Your writing makes great use of Greek mythology and history, and you also mention in your blog that you’re interested in Aristotelian philosophy. How did you first become drawn to ancient Greece, and how did you decide to incorporate your knowledge of ancient Greece into Seaborn?
I’m a software engineer, but I studied philosophy in school and totally hit it off with Aristotle. I studied Greek, ancient theater, Homeric sagas, Athenian politics, just fell in love with everything ancient and Hellene.
But that was years ago. Then I spent a few weeks in Greece, Turkey, several islands including Rhodes in 2001, and I think that’s what really sparked a deeper love of Greek myths and the myths of other Mediterranean cultures incorporated into the Greek myths. The Telkhines (or Telchines), whose stories I draw on for Seaborn, were originally the gods of Rhodes, from the culture of the island before the spread of a somewhat unified ancient Greek culture.
You’re an artist as well as a writer. Would you say that your art background influences your writing and/or vice-versa?
Drawing and painting influence my writing in so many ways. Writing would be more difficult if I couldn’t sketch characters, scenes, places, and action. I use painting to get me back into the story’s groove, help me remember what everyone looks like. A painting let’s me visualize the story before I write it. Some of my paintings capture a mood in a particular scene or of a particular character, and allow me to get back into the story when I’ve been at work all day. Without the art, the writing wouldn’t come as easily. I also think painting adds depth to a character that I can hold in front of my eyes and study. I don’t know if it’s a thousand words, but a picture that contains a piece of the story is a shortcut to getting words on the page.
This next question is sort of a new FanLit tradition: Is there one question you always wish someone would ask you, but no one ever does? If so, what is it? And what’s the answer?
I’m new at this—Seaborn‘s my first novel, and so I can think of a bunch of questions that haven’t been asked yet. But I’m going with something obscure from Seaborn.
Question: What’s with the peanut butter? Not really giving anything away here, but there’s a minor theme that runs through the book about the Seaborn not liking peanut butter, but Kassandra loves it, and what’s up with that?

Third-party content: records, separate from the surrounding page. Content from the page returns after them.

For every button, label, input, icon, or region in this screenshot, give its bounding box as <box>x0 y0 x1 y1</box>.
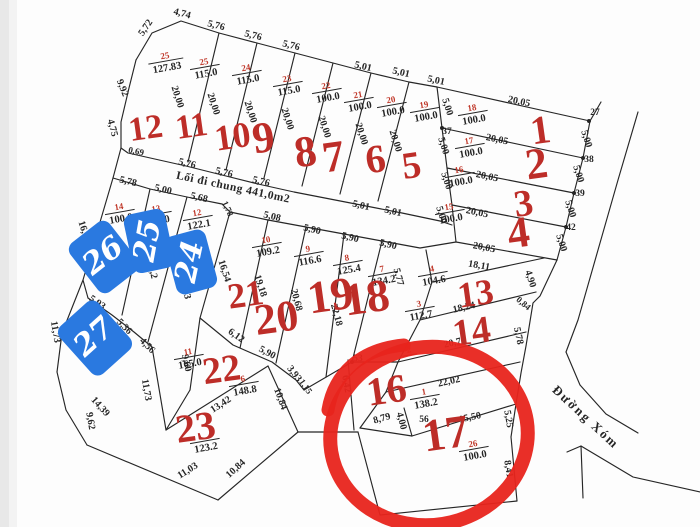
cadastral-map-page: 5,724,745,765,765,765,015,015,0120,059,9… <box>0 0 700 527</box>
plot-number-10: 10 <box>212 114 253 159</box>
survey-point-dot <box>587 119 591 123</box>
plot-number-13: 13 <box>455 271 496 316</box>
plot-number-23: 23 <box>172 402 218 452</box>
plot-number-18: 18 <box>340 269 393 326</box>
survey-point-label: 27 <box>590 108 600 118</box>
plot-number-11: 11 <box>173 106 210 147</box>
survey-point-label: 42 <box>566 223 576 233</box>
cadastral-map-svg: 5,724,745,765,765,765,015,015,0120,059,9… <box>0 0 700 527</box>
survey-point-label: 39 <box>575 189 585 199</box>
badge-number: 25 <box>126 217 168 265</box>
plot-number-17: 17 <box>419 405 472 462</box>
survey-point-label: 38 <box>584 155 594 165</box>
scan-shadow <box>9 0 17 527</box>
survey-point-label: 37 <box>442 127 452 137</box>
scan-shadow <box>0 0 9 527</box>
plot-number-22: 22 <box>200 346 243 393</box>
plot-number-20: 20 <box>251 290 301 345</box>
plot-number-12: 12 <box>126 108 165 149</box>
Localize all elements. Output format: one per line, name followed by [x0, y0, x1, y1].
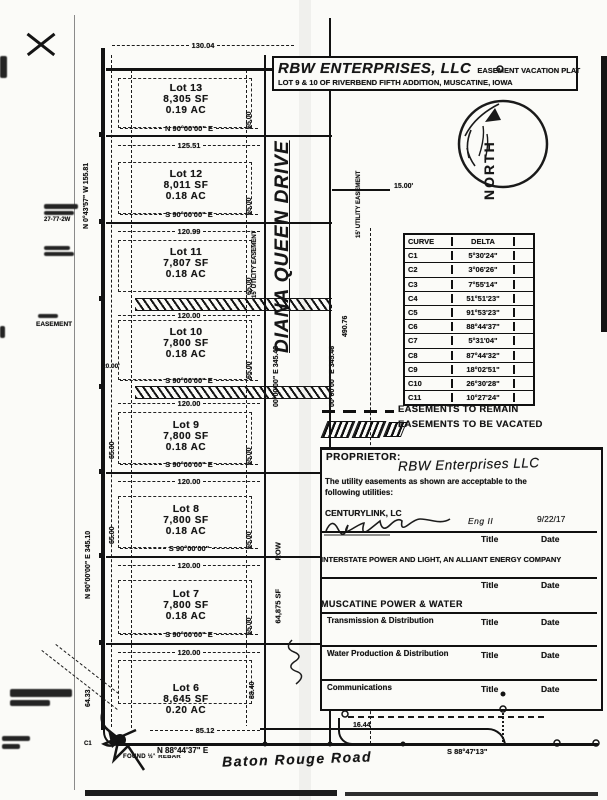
lot6-dimension: 85.12 — [150, 726, 260, 735]
lot6-bearing: N 88°44'37" E — [155, 746, 210, 755]
survey-point-markers — [0, 0, 607, 800]
plat-document-page: 130.04 Lot 13 8,305 SF 0.19 AC N 90°00'0… — [0, 0, 607, 800]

Answer: The peanut butter thing just sort of happened. I wrote it into the story here and there, a bit of silliness really, but it took on a life of its own, cropping up in my plot where I hadn’t expected it. It is a strange thing, but it makes sense that someone coming out of the sea—who was born to the sea—then goes to the grocery store and sees this weird yellowy-brown paste in jars on the shelves. I think the idea came out of not being able to find peanut butter in Europe once (except in tiny very expensive jars imported from somewhere), and the notion that there are whole cultures who aren’t in love with the stuff and don’t have forty varieties and crazy mixtures of it on store shelves. On the good side, I now have something to bring to signings and readings: peanut butter cookies, Reese’s Pieces, etc.
And finally, a slightly silly question: Do you have a favorite place to swim?
In my head. Okay, other than that, Ke’e Beach in Kaui, Hawaii, my all time favorite place to get in the water.